BU İŞLER YÜREK İSTER!

“Dünyada olup bitenden bize ne!” derseniz, kusura bakmayın ama oyun dışında kalırsınız. 

Ortadoğu’da böyle bir şey demedik, oyun kurucu olduk.
Orada olup biteni seyretmekle yetinseydik, bölücü terör örgütünün o bölgede bir koridor oluşturmasına göz yummuş olacaktık.
Biz ne yaptık?
Birbiri ardına gerçekleştirdiğimiz harekâtlarla sözde o koridoru başlarında paraladık…
Şimdi de Rusya ve Ukrayna savaşı var.
Herkes bilir ki; biz barıştan, huzurdan, refahtan ve istikrardan yana olmuş bir medeniyeti temsil ediyoruz.
Tarihimize bakan ne bir işgal görür, ne de bir katliam.
Biz nerede olmuşsak, oraya huzur hakim olmuş, biz nereye gitmişsek, orada güven hüküm sürmüştür.
Rusya ve Ukrayna arasındaki savaşta da, -yine hep beraber göreceğiz- Türkiye kazançlı çıkacak. 
Bakınız!
Avrupa dahil birçok ülkenin yaptırımlarıyla güya ayar vermeye çalıştığı Rusya karşısında Türkiye ne yaptı?
Barışı ve uzlaşıyı savundu. 
Önce Antalya ve ardından İstanbul’da tarafları bir araya getiren Türkiye, ara buluculuk bir yana, şimdilik resmi olmasa da “garantör ülke” olmak gibi önemli bir pozisyon da üstlenmiş oldu. 

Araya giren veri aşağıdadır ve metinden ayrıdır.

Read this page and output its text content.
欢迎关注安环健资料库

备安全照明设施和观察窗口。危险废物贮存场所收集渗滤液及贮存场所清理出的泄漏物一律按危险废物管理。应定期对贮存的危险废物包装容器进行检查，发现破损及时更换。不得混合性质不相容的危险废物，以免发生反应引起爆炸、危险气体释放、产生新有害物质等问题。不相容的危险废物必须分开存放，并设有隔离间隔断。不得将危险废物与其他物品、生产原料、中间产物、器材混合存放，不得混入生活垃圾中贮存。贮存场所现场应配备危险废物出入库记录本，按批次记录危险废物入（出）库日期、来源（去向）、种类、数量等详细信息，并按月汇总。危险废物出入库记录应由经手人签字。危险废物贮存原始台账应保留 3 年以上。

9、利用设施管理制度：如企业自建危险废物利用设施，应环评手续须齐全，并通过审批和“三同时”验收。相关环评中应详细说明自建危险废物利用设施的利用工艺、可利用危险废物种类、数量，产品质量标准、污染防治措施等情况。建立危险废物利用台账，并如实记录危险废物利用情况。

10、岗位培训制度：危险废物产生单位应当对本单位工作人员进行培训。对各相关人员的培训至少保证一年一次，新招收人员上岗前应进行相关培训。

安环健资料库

Rusya’yı karşısına almadığı gibi, Ukrayna ile de karşı karşıya gelmedi Türkiye… Bir denge politikası izledi ve bu çizgiden de sapmayacağı çok açık. 
Hal böyle olunca, bu savaş sona erdiğinde hem Rusya ve hem de Ukrayna için Türkiye çok daha özel bir konuma oturmuş olacak. 
Tabi batı için de öyle… 
Uzun sözün kısası: 
Bir zamanlar hiç kimsenin değil dikkate almadığı, umurunda bile olmadığı bir Türkiye’den, dengeleri yeniden tesis eden ve dünyaya deyim yerindeyse “ben olmadan asla!” diyen bir Türkiye’ye geldik. 
Çünkü bu işler emek ister, akıl ister, zahmet ister, yürek ister. 
Bu işler, öyle market rafları arasında İblis’e uşaklık etmeye benzemez!